Internal velocity dispersion & virial equilibrium
A second result that could only be obtained with a good cluster membership
sample was the derivation of the internal velocity dispersion.
This spread in orbital velocities is related to the virial mass of each
cluster if the cluster is in virial equilibrium. For NGC 3603 YC, Boyke Rochau
found a velocity disperion of 4.5 km/s, which suggests that the dynamical
mass is in very good agreement with the photometric mass of the cluster,
and hence that NGC 3603 YC is in virial equilibrium
(Rochau et al. 2010 and
Rochau 2011).
A similar result was found for the Arches cluster with a central velocity
dispersion of about 6 km/s
(
Clarkson et al. 2012).
If a cluster is in virial equilibrium, this implies that the cluster is
neither rapidly expanding nor collapsing. The cluster can still dynamically
evolve slowly with time, for instance because of the segregation of high-mass
stars to the cluster core and the evaporation of low-mass stars near the
cluster outskirts. These mechanisms also lead to changes in the cluster extent
and the core radius, but this dynamical evolution is much slower than the
revirialisation of a cluster out of virial equilibrium.

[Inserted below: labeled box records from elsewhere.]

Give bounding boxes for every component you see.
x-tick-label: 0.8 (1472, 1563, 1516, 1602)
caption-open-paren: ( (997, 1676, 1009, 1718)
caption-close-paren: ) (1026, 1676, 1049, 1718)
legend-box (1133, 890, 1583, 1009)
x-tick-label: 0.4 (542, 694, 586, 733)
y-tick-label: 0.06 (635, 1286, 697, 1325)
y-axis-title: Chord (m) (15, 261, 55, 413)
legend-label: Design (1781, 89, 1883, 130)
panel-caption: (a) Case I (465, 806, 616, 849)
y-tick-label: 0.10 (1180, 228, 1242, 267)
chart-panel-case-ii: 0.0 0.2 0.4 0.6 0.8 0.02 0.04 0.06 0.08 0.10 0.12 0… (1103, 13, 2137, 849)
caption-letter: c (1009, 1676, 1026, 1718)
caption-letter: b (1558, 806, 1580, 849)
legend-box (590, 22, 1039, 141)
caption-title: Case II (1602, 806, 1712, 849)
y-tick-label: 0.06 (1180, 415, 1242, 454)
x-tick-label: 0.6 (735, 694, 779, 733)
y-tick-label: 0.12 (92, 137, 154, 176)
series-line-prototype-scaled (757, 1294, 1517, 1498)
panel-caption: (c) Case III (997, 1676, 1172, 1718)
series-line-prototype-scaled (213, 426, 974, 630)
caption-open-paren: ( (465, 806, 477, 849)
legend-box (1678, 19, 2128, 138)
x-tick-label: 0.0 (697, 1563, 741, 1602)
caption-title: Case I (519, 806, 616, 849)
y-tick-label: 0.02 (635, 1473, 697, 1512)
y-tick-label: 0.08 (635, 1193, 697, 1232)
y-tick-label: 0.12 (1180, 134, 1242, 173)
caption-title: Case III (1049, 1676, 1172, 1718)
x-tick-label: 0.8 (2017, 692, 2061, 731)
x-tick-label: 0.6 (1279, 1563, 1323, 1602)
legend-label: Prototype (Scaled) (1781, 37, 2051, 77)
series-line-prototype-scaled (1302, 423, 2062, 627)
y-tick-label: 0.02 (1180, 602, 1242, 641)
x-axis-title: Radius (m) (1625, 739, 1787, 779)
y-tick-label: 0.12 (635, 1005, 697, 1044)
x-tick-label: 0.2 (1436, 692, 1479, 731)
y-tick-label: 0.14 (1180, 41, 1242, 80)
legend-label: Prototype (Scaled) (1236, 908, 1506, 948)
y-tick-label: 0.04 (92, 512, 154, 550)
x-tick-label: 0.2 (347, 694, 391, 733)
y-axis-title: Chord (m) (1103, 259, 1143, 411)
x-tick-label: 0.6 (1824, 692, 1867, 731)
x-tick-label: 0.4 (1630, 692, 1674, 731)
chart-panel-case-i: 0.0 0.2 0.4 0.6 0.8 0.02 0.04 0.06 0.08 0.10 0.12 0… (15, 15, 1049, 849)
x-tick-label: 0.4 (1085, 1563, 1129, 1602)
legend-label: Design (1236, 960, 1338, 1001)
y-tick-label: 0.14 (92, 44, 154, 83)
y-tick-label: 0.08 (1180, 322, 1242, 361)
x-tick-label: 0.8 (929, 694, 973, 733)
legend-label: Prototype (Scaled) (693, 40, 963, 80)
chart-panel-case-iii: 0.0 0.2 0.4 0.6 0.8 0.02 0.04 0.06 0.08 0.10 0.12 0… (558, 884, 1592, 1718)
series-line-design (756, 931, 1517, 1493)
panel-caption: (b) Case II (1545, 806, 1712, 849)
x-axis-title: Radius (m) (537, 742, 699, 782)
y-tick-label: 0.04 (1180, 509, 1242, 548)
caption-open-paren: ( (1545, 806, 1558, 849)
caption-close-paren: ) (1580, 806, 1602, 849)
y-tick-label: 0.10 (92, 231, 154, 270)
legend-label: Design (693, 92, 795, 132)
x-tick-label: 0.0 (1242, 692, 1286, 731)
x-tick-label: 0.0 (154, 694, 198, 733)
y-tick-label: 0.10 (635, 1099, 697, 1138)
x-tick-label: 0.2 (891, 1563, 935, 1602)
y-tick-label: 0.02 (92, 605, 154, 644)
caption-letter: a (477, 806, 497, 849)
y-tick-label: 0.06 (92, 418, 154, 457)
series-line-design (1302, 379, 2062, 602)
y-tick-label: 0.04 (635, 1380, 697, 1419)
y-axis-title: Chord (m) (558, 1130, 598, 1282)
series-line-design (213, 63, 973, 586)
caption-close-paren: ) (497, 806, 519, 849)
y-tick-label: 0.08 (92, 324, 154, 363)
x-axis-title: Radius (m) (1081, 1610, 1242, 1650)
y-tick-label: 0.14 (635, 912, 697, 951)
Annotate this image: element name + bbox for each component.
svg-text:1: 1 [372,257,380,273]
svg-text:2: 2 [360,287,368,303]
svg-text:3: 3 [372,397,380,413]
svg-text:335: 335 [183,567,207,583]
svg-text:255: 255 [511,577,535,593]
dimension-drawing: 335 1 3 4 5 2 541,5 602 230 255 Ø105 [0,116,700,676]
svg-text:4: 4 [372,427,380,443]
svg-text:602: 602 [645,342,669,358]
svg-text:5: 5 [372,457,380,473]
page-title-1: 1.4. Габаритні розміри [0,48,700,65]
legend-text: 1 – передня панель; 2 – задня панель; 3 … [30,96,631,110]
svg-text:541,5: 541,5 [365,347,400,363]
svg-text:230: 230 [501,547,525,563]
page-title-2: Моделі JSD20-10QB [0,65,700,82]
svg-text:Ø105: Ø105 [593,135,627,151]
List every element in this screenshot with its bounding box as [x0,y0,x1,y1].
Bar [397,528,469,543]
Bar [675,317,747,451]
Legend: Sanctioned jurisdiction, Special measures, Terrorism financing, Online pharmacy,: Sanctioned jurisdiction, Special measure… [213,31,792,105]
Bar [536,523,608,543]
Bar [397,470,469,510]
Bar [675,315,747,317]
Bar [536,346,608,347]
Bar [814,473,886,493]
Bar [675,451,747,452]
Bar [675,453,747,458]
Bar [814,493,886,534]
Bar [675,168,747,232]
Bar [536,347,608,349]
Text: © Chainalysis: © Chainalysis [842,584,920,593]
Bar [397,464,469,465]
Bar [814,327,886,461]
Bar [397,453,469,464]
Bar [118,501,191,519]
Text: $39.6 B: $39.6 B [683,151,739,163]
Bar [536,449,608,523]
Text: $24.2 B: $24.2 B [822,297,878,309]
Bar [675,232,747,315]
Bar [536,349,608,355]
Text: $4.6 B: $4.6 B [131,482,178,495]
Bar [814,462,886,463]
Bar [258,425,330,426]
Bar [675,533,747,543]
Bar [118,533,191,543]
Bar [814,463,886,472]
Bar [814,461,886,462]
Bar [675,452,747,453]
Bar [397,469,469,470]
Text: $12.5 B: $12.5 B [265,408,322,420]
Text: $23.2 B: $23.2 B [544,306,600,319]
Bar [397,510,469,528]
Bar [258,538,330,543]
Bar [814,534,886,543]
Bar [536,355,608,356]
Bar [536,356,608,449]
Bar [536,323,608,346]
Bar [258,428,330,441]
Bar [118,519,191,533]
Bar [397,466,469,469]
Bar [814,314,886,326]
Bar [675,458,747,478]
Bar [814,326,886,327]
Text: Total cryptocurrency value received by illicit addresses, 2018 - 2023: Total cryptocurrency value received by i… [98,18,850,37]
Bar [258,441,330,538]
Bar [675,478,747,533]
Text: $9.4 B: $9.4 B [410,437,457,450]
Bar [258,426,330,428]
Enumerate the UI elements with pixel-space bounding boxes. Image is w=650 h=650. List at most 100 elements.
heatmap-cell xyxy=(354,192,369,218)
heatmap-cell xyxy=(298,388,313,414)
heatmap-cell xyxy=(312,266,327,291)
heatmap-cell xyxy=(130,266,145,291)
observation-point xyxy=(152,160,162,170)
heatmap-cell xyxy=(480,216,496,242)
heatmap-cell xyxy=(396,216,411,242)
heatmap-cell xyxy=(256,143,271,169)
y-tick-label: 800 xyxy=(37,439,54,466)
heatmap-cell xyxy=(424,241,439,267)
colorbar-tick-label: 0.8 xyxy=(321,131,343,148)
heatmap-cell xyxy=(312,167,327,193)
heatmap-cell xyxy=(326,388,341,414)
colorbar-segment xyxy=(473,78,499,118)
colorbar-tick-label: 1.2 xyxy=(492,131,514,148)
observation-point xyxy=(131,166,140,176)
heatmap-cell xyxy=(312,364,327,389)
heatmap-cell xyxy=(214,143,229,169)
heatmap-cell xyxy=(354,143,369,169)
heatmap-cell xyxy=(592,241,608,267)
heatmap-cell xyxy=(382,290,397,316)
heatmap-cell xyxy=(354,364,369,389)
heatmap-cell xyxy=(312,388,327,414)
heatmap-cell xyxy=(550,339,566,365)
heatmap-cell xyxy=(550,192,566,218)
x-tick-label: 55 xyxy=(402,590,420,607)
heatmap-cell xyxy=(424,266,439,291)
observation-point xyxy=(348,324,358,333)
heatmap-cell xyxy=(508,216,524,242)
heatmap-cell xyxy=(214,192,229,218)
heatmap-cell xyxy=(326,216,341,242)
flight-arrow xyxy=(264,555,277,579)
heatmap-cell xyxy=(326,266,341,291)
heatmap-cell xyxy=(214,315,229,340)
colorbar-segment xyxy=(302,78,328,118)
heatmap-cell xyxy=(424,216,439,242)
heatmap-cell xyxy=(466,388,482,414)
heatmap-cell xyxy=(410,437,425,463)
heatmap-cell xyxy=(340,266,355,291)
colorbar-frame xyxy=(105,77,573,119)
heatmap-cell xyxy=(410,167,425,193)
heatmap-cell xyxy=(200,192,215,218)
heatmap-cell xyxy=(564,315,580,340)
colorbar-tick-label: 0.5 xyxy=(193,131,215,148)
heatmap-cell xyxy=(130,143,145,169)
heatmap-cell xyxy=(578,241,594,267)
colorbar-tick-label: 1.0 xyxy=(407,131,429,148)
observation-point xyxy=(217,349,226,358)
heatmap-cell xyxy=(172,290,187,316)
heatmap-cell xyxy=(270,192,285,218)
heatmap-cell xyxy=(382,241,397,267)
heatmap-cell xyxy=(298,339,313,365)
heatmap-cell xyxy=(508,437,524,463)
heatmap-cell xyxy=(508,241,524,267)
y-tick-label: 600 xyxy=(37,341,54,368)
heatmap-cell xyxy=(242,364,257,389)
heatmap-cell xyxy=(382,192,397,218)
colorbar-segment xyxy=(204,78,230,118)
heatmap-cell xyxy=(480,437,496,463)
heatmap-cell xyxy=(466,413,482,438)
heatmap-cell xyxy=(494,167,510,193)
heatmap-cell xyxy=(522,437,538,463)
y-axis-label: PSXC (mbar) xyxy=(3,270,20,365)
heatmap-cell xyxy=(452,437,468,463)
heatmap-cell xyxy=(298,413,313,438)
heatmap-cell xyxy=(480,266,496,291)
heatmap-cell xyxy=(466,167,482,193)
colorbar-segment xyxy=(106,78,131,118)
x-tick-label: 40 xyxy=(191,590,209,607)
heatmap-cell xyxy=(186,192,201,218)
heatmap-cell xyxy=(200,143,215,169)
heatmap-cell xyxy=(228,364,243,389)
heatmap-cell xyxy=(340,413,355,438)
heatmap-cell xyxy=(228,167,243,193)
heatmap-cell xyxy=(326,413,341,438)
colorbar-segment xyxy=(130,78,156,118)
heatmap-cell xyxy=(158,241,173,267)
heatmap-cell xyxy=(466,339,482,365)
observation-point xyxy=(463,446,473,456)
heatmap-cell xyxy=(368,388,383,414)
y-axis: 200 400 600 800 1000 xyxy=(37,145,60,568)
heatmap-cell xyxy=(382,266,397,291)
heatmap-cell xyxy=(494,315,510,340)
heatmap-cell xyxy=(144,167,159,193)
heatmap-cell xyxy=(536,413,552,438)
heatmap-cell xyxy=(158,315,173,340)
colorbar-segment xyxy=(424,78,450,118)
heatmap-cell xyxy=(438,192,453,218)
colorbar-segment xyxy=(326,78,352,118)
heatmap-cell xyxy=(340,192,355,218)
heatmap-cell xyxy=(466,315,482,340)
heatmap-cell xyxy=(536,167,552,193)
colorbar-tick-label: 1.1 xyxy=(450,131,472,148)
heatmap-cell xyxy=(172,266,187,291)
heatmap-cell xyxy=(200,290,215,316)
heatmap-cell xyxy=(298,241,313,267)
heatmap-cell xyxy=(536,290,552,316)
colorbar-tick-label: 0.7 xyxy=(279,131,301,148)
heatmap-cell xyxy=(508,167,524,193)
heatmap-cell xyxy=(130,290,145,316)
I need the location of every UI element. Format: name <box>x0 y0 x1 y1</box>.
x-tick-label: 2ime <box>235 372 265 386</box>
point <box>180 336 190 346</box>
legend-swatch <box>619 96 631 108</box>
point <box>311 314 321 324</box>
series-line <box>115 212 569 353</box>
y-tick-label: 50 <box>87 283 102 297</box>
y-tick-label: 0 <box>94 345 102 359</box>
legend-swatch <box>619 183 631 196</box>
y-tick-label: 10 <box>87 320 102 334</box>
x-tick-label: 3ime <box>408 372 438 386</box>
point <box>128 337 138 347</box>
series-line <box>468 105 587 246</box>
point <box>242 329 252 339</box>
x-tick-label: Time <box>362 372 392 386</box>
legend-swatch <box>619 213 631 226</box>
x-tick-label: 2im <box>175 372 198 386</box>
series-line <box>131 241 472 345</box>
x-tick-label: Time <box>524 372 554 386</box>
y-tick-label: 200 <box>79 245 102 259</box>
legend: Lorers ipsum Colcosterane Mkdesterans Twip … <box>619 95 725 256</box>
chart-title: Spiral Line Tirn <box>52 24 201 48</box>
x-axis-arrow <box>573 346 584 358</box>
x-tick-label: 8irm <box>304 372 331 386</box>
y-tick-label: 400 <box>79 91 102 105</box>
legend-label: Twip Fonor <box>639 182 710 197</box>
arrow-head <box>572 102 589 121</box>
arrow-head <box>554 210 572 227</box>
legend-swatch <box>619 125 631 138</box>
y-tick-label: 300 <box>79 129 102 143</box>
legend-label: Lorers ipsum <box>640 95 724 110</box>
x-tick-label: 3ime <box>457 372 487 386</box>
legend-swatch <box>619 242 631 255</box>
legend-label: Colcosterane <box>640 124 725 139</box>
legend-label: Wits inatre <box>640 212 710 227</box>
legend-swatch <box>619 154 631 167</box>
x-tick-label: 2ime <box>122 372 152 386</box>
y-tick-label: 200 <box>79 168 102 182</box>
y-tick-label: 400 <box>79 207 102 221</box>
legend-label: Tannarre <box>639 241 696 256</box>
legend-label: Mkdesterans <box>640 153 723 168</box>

Conclusion: The proper-motion membership samples allowed the derivation
of the central, internal velocity dispersion of starburst clusters for
the first time. The clusters seem to be dynamically stable:
neither the Arches nor NGC 3603 YC are rapidly expanding or collapsing.
Because of mass segregation, where the high-mass stars sink to the center
and loose orbital energy to the low-mass population, the central velocity
dispersions are lower limits to the overall velocity dispersion in each
starburst cluster. A mean, global velocity dispersion can only be derived
when including the low-mass stars at larger radii, which is not feasible
with current instruments. Nevertheless, the comparison with dynamical
simulations shows that the central velocity dispersion is expected to
be between 50% and 75% of the global, mean velocity dispersion in these
clusters (Olczak et al., work in progress).